Approximation-Free Differentiable Oblique Decision Trees

Decision Trees (DTs) are widely used in safety-critical domains such as medical diagnosis, valued for their interpretability and effectiveness on tabular data. However, training accurate oblique DTs is challenging due to complex optimization landscapes and overfitting risks, particularly in regression. Recent advances have introduced differentiable formulations that enable gradient-based training and joint optimization of decision boundaries and leaf regressors. Yet, existing approaches typically rely on approximations, either through probabilistic softening of boundaries (soft DTs) or quantized gradients such as the Straight-Through Estimator (STE). To overcome these limitations, we propose DTSemNet, a novel, semantically equivalent, and invertible representation of hard oblique DTs as neural networks. DTSemNet enables end-to-end training with standard gradient descent, eliminating the need for approximations in both classification and regression.
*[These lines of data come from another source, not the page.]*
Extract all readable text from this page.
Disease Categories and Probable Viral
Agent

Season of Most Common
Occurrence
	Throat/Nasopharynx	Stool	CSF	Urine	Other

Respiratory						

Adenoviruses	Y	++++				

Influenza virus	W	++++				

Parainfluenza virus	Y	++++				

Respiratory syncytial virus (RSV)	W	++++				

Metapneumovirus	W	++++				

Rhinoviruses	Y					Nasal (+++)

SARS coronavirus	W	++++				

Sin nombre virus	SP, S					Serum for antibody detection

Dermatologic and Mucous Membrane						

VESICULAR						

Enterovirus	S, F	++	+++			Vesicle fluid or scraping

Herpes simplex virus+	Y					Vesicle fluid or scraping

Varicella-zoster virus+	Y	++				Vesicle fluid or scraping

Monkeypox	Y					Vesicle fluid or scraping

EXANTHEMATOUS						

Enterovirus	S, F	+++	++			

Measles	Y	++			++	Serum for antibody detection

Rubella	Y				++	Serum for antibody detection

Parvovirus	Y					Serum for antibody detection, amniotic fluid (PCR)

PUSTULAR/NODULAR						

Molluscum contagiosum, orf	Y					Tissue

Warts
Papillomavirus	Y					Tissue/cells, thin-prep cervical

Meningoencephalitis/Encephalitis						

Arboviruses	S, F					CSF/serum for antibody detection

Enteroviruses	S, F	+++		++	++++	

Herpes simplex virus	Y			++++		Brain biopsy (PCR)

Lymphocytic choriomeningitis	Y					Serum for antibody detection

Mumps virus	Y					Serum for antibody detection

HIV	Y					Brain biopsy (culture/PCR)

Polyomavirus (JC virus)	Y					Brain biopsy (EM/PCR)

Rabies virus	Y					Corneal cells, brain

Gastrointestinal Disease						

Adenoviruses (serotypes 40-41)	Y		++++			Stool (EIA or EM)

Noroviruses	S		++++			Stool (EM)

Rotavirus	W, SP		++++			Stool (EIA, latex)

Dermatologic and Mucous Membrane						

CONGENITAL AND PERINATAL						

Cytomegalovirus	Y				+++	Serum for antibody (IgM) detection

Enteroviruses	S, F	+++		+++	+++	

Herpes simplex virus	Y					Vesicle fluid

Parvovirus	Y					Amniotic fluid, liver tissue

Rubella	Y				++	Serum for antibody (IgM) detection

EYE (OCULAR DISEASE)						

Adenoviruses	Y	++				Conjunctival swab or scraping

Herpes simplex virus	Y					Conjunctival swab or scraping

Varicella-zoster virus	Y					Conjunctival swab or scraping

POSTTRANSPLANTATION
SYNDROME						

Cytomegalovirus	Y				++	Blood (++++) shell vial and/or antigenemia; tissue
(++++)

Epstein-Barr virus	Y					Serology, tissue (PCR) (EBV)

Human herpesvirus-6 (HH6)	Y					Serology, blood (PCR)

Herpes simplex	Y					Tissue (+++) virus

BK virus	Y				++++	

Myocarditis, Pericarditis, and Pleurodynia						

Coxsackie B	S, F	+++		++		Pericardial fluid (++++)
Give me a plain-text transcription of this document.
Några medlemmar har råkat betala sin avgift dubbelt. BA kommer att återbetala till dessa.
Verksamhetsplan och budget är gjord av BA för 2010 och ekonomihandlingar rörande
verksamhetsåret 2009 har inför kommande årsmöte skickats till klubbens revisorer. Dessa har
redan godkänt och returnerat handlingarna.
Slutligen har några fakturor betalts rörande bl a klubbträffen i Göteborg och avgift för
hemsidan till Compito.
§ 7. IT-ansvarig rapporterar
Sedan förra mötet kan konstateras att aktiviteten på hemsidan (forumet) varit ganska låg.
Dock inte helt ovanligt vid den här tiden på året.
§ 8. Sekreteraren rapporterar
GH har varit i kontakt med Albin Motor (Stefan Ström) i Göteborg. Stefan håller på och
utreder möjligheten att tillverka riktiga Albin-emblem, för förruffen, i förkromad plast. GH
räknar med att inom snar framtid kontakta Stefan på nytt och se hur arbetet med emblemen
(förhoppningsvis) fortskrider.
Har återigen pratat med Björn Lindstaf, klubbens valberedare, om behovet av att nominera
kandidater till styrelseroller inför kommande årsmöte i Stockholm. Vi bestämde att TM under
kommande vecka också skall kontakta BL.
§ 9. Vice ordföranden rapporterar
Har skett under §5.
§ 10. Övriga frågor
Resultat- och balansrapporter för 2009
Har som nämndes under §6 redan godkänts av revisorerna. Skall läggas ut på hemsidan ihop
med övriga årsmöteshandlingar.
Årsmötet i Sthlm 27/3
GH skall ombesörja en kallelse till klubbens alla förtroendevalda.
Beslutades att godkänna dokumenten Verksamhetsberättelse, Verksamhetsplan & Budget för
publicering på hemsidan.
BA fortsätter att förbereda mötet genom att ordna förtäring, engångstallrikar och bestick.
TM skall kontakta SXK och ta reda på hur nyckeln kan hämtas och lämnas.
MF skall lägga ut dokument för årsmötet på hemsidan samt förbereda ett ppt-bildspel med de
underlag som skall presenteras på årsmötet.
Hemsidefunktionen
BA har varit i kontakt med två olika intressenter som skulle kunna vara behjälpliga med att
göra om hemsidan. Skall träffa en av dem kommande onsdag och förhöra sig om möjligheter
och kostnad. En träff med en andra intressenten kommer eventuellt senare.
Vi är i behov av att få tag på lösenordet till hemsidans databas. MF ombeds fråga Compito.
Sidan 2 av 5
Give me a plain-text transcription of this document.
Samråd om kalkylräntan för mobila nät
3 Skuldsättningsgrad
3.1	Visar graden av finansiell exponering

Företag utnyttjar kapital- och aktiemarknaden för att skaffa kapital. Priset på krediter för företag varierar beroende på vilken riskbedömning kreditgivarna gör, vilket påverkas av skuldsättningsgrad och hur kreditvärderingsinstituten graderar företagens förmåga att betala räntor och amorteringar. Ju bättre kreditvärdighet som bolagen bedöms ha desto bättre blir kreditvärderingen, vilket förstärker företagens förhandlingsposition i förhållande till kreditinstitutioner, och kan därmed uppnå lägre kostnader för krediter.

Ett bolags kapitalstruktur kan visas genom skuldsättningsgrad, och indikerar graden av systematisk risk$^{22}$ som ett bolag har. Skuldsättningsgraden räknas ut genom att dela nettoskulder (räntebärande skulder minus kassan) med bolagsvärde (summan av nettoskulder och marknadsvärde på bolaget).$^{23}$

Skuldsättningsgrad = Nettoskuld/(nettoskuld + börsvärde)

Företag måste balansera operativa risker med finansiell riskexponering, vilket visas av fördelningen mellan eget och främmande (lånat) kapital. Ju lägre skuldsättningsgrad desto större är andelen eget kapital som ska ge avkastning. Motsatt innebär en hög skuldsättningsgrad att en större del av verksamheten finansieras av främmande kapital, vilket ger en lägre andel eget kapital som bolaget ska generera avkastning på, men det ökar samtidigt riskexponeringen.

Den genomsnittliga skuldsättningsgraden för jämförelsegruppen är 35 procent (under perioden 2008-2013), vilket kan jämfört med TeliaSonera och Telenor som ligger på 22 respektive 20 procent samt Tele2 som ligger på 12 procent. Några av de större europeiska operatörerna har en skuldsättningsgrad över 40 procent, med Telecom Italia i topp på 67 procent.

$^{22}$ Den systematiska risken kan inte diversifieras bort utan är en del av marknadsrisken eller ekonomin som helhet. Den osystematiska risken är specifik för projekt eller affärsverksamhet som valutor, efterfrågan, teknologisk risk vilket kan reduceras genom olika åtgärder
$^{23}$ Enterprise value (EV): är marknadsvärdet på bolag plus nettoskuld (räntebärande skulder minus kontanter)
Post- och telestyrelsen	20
While classification aligns naturally with this formulation, regression remains challenging due to the joint optimization of internal nodes and leaf regressors. To address this, we analyze the limitations of STE and introduce an annealed Top-k method that provides accurate gradient signals without approximation. Extensive experiments on classification and regression benchmarks show that DTSemNet-trained oblique DTs outperform state-of-the-art differentiable DTs. Furthermore, we demonstrate that DTSemNet can serve as programmatic DT policies in reinforcement learning environments, thereby broadening their applicability.